A PGR tem cinco dias para se manifestar

Publicada em 03/10/2025 às 09:58h - 72 visualizações - Hora Brasília


Moraes envia à PGR pedido de prisão preventiva e bloqueio de verbas de Eduardo Bolsonaro



O ministro Alexandre de Moraes, do Supremo Tribunal Federal (STF), encaminhou à Procuradoria-Geral da República (PGR) representação apresentada pelo líder do PT na Câmara, Lindbergh Farias (PT-RJ), e pela deputada Talíria Petrone (PSOL-RJ) que pede a prisão preventiva de Eduardo Bolsonaro (PL-SP) e o bloqueio de pagamentos de subsídios, cota e verbas parlamentares. A PGR tem cinco dias para se manifestar.

No despacho, Moraes determina que o pedido seja analisado pelo Ministério Público e detalha as providências sugeridas pelos parlamentares. A iniciativa se baseia na acusação de que o deputado teria articulado, a partir do exterior, sanções dos Estados Unidos contra o próprio ministro do STF, autoridades e órgãos brasileiros — entre eles PGR e AGU —, além de produtos nacionais exportados, o que, segundo a representação, configuraria afronta à ordem interna e tentativa de constrangimento a instituições do Estado brasileiro.

Pelos termos do requerimento, os autores pedem que seja expedido ofício à Câmara dos Deputados para suspender imediatamente o pagamento de subsídio, verbas indenizatórias e cota parlamentar a Eduardo Bolsonaro. Solicitam ainda que a Mesa Diretora e o Conselho de Ética apreciem, com prioridade, os pedidos de cassação já protocolados contra o deputado.

Outro ponto é a comunicação ao Ministério Público Federal para que avalie a devolução de valores recebidos no período em que Eduardo Bolsonaro teria permanecido fora do país sem autorização. Na representação, os parlamentares afirmam que essa ausência teria ocorrido à margem das regras internas da Câmara, motivo pelo qual os pagamentos deveriam ser reavaliados.

A medida mais dura pedida é a decretação da prisão preventiva do parlamentar, sob o argumento de garantir a ordem pública, a ordem econômica, a instrução criminal e a aplicação da lei penal. O texto sustenta que haveria permanência de manifestações golpistas e intensificação de atuação ilícita em território estrangeiro, circunstâncias que, na visão dos autores, recomendariam a custódia cautelar.

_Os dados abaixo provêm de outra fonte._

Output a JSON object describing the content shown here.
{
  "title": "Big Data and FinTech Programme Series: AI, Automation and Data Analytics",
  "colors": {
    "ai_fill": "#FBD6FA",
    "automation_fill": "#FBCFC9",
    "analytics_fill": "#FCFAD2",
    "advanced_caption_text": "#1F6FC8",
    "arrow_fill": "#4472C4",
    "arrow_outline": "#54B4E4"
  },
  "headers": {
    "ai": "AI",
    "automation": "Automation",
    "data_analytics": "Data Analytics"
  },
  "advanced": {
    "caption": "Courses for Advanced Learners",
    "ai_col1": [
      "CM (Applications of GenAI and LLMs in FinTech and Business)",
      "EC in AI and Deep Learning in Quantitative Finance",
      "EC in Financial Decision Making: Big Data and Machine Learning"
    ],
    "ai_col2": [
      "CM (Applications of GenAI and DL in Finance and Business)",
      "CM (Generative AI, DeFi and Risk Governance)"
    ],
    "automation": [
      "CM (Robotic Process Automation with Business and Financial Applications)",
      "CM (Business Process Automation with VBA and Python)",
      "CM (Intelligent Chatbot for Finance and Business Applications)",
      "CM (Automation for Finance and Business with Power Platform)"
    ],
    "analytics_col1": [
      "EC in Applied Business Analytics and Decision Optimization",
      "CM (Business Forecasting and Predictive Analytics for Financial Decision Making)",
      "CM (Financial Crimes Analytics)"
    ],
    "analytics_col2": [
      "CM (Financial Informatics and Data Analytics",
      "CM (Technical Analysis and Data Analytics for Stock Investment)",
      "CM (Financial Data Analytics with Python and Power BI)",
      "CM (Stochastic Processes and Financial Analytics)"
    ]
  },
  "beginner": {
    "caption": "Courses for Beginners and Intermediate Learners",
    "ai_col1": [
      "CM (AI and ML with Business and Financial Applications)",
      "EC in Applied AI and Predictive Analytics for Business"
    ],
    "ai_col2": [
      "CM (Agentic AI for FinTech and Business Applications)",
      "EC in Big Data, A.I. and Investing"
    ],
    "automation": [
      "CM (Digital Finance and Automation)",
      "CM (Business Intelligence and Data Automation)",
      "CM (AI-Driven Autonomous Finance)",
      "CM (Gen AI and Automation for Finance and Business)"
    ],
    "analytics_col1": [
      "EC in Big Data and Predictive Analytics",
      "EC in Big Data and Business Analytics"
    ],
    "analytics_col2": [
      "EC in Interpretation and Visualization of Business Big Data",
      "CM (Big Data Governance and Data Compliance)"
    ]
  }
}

Com o envio à PGR, caberá ao procurador-geral avaliar se há lastro jurídico e probatório para pedir as medidas ao STF. Se a Procuradoria concordar, poderá requerer providências diretamente ao relator. Caso discorde, deverá fundamentar a negativa. No âmbito administrativo, qualquer suspensão de pagamentos e análise de cassação depende de deliberação da Câmara.

A defesa de Eduardo Bolsonaro não havia se manifestado até a conclusão deste texto. Em ocasiões anteriores, o deputado tem negado a prática de atos ilícitos no exterior e classificado as iniciativas contra ele como perseguição política. Eventuais esclarecimentos da Mesa Diretora sobre autorizações de viagem e sobre a tramitação de processos disciplinares também são aguardados.

O encaminhamento de Moraes ocorre em um ambiente de acirramento institucional, marcado por ações do STF contra redes de desinformação, investigações sobre ataques às instituições e debates no Congresso sobre limites entre liberdade de expressão e responsabilização por condutas políticas. A decisão de colocar a PGR no centro do caso reforça a necessidade de balizas técnicas para medidas de alto impacto, como a prisão preventiva de um parlamentar no exercício do mandato.

Se confirmadas, as medidas pedidas — suspensão de verbas, devolução de valores e custódia cautelar — teriam efeitos imediatos sobre a atuação de Eduardo Bolsonaro e poderiam abrir novo capítulo na disputa jurídica e política que envolve o bolsonarismo e o Judiciário. Até lá, o foco recai sobre a análise do Ministério Público e os próximos passos da Câmara em relação aos pedidos de cassação já protocolados.